At the same time, Liu and Wang [54] develop the q-rung orthopair, fuzzy weighted averaging (q-ROFWA) operator, as well as the q-rung orthopair, fuzzy weighted geometric (q-ROFWG) operator. Liu and Liu [55] propose some q-rung orthopair, fuzzy Bonferroni mean (q-ROFBM) aggregation operators. Wei et al. [56] define the generalized Heronian mean (GHM) operator to present some aggregation operators, and apply them into MADM problems. Wei et al. [57] define some q-rung orthopair, fuzzy Maclaurin symmetric mean operators. However, all of these operators can only deal with q-rung orthopair fuzzy sets (q-ROFSs), and cannot deal with q-rung interval-valued orthopair fuzzy sets (q-RIVOFSs).

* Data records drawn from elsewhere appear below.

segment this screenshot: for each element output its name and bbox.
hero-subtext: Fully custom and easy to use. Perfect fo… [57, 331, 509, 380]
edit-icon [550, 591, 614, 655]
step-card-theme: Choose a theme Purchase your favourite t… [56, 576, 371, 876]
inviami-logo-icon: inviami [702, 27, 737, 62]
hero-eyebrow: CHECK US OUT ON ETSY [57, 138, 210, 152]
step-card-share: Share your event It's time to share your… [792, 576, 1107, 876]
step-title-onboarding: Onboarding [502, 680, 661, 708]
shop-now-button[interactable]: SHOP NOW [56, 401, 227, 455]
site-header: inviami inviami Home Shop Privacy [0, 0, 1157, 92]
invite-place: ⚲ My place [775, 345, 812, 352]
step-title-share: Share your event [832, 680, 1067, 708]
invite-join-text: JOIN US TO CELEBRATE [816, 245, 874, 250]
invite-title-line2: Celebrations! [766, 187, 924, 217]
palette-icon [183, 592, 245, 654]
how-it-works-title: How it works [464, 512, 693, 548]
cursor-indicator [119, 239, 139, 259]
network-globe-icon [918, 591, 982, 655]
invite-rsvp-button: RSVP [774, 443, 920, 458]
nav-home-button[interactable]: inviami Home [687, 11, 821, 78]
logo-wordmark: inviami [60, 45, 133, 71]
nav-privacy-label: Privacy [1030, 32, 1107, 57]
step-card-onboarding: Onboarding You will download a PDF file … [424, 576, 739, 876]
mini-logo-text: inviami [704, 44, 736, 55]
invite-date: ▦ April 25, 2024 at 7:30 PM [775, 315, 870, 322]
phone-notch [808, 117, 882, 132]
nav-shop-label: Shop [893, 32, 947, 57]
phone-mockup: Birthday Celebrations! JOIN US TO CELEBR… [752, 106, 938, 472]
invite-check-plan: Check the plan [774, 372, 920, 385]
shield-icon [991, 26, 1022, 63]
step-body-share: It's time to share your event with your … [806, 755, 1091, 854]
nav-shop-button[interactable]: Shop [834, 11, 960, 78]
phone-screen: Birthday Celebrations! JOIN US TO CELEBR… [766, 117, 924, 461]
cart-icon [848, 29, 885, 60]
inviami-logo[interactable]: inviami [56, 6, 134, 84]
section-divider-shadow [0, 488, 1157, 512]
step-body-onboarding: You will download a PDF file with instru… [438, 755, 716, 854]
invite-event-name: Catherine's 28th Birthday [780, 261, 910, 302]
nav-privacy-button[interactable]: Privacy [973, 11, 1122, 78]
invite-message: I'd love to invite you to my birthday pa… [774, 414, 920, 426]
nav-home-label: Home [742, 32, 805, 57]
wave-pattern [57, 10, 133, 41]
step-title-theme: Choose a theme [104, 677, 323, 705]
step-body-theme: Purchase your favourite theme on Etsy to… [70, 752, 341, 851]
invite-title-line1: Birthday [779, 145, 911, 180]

The main contribution of this paper is to study the MAGDM problems based on the q-rung interval-valued orthopair fuzzy sets (q-RIVOFSs), and to utilize the Hamy mean (HM) operator, weighted Hamy mean (WHM) operator, dual Hamy mean (DHM) operator, and weighted dual Hamy mean (WDHM) operator, to develop some Hamy mean aggregation operators with q-RIVOFNs.

5. Conclusions

In this paper, we study the MAGDM problems with q-RIVOFNs. Then, we utilize the Hamy mean (HM) operator, weighted Hamy mean (WHM) operator, dual Hamy mean (DHM) operator, and weighted dual Hamy mean (WDHM) operator, in order to develop some Hamy mean aggregation operators with q-RIVOFNs. The prominent characteristic of each of these proposed operators is studied. Then, we have utilized these operators to develop some approaches to solve the MAGDM problems with q-RIVOFNs. Finally, a practical example for green supplier selection is given to show the developed approach. Using the illustrated example, we have roughly shown the effects on the ranking results by changing parameters in the q-RIVOFWHM (q-RIVOFWDHM) operators. In the future, the application of the proposed fused operators of q-RIVOFNs needs to be explored in decision making [71,72,73,74], risk analysis [75,76], and many other fields under uncertain environments [77,78,79,80,81].